Revenue of $6 billion
This overshadowed overall fiscal first-quarter sales and profit, which exceeded analysts’ expectations thanks to iPhone growth, sending Apple shares down 3% in after-hours trading.
The results confirmed some analysts’ concerns that the company’s signature product is losing ground in the key Asian market, where consumers are purchasing foldable phones as well as Huawei phones powered by a Chinese chip.
“China is the most competitive smartphone market in the world, and that hasn’t changed,” Apple CEO Tim Cook said in an interview.
He stated that iPhone sales in the December quarter were down “mid-single digits” when currency exchange rates were taken into account.
“In China, Apple is facing more competitive challenges not only because of Huawei but also because of foldables, which is a very popular and fast-growing segment in China – and as we all know, Apple does not have a foldable device – yet,” said Nabila Popal, an analyst at IDC.
According to LSEG data, Apple’s December quarter sales in China totaled $20.82 billion, falling short of analyst expectations of $23.53 billion.
Apple Chief Financial Officer
Chief Financial Officer Luca Maestri said in a conference call that revenue in the current quarter will be at least $5 billion lower than a year ago, when the company sold iPhones quickly to replenish inventories depleted by COVID-related factory shutdowns.
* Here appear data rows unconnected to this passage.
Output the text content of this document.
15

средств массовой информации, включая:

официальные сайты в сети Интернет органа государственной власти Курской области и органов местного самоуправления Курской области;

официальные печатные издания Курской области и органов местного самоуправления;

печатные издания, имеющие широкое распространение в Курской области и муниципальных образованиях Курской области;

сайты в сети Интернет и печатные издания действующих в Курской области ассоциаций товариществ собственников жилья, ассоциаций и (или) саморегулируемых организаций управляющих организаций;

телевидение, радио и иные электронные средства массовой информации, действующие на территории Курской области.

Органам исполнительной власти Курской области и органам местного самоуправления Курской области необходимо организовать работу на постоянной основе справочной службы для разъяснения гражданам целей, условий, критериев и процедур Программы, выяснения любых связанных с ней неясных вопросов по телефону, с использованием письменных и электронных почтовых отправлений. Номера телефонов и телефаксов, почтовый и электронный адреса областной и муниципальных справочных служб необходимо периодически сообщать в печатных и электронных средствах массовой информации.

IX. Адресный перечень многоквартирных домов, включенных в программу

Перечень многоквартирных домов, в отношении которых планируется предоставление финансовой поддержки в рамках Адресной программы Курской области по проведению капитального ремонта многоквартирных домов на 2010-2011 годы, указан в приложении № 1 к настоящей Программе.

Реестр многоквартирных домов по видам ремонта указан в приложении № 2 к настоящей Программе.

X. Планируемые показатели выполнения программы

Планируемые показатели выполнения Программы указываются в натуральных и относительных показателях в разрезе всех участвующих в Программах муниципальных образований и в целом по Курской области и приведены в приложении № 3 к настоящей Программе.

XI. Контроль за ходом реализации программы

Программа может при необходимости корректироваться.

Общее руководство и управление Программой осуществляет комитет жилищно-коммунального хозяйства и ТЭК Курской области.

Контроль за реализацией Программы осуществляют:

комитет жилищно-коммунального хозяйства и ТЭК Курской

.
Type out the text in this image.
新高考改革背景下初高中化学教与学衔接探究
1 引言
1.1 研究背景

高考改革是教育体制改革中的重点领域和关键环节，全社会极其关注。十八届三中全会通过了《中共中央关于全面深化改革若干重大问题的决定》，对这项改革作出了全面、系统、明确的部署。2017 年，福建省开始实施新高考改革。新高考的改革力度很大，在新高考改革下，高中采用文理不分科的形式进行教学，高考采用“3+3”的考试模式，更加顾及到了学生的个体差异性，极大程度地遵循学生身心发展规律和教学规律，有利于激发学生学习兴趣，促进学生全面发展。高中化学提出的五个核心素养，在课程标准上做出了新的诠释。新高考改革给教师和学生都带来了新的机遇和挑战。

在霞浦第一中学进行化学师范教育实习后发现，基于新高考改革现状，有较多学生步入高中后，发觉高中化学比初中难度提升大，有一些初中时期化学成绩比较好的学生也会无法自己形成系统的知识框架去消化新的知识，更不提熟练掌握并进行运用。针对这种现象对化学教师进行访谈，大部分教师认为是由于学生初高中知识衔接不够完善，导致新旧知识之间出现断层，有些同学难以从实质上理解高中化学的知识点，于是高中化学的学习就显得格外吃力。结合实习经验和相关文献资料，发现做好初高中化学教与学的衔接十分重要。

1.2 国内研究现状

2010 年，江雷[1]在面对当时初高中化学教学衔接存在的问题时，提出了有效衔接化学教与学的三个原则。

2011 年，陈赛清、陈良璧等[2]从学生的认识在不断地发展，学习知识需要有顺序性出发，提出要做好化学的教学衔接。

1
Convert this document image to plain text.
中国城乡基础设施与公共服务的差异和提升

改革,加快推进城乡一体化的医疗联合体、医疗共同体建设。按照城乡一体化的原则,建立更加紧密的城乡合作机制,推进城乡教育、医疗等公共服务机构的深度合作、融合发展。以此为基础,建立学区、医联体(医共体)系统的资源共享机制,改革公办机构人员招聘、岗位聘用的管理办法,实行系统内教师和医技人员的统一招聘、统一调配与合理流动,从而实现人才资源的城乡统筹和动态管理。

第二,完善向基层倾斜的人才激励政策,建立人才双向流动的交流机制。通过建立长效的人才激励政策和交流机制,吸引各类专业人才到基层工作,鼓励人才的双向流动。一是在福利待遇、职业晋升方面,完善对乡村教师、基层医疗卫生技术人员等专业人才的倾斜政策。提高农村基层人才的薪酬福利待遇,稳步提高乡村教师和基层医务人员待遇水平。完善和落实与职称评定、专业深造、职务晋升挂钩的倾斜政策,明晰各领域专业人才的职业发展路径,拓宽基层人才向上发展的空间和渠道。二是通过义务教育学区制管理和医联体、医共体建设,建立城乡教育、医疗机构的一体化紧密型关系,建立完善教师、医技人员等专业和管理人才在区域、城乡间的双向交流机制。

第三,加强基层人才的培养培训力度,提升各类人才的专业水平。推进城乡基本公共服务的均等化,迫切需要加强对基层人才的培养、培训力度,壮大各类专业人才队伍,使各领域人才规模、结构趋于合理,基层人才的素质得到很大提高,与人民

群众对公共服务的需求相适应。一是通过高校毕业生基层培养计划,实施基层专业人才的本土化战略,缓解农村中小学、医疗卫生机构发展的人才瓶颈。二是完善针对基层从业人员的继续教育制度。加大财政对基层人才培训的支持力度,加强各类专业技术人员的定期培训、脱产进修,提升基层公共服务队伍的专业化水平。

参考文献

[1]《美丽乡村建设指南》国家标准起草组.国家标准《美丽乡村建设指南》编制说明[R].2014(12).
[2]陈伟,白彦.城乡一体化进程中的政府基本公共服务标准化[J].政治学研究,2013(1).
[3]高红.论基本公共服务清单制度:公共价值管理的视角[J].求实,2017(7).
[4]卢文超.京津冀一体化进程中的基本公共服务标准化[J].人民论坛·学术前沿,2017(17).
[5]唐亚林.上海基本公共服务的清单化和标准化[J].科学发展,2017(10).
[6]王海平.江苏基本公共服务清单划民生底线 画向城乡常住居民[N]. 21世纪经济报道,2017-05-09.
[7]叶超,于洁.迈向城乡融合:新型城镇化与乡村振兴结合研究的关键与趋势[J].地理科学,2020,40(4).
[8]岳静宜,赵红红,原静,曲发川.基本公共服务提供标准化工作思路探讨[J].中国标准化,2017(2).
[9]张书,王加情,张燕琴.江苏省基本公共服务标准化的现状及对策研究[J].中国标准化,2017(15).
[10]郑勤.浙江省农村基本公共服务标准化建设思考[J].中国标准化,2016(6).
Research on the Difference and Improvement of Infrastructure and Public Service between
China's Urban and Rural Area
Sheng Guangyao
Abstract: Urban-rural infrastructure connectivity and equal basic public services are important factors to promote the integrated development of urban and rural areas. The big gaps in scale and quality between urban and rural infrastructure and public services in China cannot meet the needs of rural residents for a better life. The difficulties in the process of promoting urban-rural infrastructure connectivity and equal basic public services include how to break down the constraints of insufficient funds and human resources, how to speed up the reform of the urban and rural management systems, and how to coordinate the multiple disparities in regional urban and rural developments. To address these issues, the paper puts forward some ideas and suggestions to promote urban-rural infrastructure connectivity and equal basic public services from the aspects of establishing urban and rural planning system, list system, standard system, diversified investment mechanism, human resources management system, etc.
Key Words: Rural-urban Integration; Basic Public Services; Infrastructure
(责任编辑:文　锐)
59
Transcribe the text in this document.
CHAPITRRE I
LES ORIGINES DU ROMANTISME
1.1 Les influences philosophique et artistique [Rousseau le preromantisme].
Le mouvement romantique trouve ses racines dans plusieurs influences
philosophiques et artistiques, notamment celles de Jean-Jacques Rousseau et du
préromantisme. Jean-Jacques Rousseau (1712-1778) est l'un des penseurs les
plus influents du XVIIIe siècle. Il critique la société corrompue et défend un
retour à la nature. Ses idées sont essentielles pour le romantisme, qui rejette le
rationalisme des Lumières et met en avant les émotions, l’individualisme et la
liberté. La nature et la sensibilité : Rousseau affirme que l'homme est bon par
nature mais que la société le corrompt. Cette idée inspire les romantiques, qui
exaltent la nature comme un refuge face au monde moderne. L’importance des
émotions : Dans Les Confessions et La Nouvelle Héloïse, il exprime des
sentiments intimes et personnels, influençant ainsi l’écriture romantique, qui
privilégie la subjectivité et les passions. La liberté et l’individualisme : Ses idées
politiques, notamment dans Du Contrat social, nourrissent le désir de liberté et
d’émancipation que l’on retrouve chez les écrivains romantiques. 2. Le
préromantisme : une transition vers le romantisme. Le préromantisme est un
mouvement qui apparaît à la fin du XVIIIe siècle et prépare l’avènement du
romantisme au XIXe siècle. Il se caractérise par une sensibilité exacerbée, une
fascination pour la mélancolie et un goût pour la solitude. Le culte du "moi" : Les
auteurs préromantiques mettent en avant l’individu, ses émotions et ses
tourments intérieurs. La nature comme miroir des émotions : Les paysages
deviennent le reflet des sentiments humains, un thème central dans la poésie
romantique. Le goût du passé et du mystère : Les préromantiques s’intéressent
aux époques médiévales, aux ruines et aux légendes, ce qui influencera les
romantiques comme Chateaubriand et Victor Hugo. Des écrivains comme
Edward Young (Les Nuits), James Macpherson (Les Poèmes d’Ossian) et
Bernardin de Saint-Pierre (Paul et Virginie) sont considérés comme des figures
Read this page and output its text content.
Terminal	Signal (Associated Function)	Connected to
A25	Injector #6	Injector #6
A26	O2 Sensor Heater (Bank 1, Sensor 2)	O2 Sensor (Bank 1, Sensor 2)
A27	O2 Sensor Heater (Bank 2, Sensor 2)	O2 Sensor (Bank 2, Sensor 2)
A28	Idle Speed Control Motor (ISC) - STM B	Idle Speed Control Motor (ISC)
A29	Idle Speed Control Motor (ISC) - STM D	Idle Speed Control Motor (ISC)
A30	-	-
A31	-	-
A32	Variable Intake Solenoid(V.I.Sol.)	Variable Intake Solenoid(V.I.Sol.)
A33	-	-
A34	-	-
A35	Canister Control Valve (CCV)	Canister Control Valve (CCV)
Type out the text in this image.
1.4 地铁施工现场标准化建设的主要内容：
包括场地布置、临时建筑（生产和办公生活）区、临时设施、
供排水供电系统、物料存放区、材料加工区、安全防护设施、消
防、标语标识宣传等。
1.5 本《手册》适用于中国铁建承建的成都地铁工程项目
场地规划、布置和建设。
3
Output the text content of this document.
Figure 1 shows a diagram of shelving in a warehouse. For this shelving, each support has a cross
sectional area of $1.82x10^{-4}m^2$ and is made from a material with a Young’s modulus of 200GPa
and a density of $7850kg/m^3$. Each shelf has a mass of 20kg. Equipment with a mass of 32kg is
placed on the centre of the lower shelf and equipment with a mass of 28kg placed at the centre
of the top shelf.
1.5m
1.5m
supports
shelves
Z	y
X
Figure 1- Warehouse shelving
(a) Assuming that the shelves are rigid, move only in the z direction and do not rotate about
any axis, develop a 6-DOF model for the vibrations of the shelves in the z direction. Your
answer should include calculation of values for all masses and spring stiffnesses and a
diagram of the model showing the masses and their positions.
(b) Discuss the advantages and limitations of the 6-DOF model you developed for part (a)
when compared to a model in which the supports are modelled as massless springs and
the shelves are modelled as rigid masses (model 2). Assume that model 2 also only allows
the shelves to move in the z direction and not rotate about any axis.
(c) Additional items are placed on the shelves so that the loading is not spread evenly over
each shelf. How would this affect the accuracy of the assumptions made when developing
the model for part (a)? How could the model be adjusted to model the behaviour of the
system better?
Revenue forecast of $90 billion
Maestri’s comments suggested a revenue forecast of about $90 billion and iPhone sales of around $46 billion for the fiscal second quarter, which ends in March.
Wall Street expected revenue of nearly $96 billion and iPhone sales of $50 billion. In the 2023 quarter, they totaled $51 billion.
This would be the company’s worst fiscal second quarter of iPhone sales since the widespread COVID lockdowns in March 2020.
“The drag would be China – and it has everything to do with their seasonality, and the elongated replacement cycle,” said Ben Bajarin, CEO of research firm Creative Strategies. “Regardless of what happens, (a drop in) year-over-year iPhone sales would be more of a concern than a quarter.”
Fiscal first quarter sales of $119.58 billion and profit of $2.18 per share exceeded analyst expectations of $117.91 billion and $2.10 per share, respectively.
Sales of iPhones reached $69.70 billion in the quarter, up 6% from analyst expectations of $67.82 billion, thanks to the iPhone 15 lineup.
Which includes devices capable of capturing three-dimensional video for the Vision Pro headset, which will be released this week. Apple’s total installed base of devices has reached 2.2 billion, up from 2 billion a year ago.
“We had particularly strong double-digit growth on iPhone in emerging markets outside of China,” Apple CEO Tim Cook said.
‘Huge Opportunity’
Whereas Apple’s results disappointed, two other tech heavyweights, Amazon.com (AMZN.O) and Facebook owner Meta Platforms (META.O), reported quarterly results on Thursday, resulting in share price increases.
In January, Microsoft surpassed Apple as the world’s most valuable company, with investors viewing Apple as falling behind in the AI race among tech heavyweights.
China and Japan totaled $10.16 billion
That has rarely discussed generative AI, but Cook stated on Thursday’s conference call that it was a “huge opportunity” with “a lot of work going on internally,” but that he did not intend to discuss it publicly until later this year.
The sales in Asia outside of China and Japan totaled $10.16 billion, exceeding analyst expectations. Cook claimed that iPhone sales had reached an all-time high in South Korea, home to longtime rival Samsung Electronics.
Apple’s App Store
Services business, which includes the Apple TV+ service as well as music, iCloud storage, and the App Store, grew the most during the fiscal first quarter, rising 11% to $23.12 billion in sales, slightly lower than analyst expectations.
The App Store also faces a challenge in Europe, where a new law that goes into effect in March will allow developers to avoid paying Apple commissions and install alternative app stores on iPhones.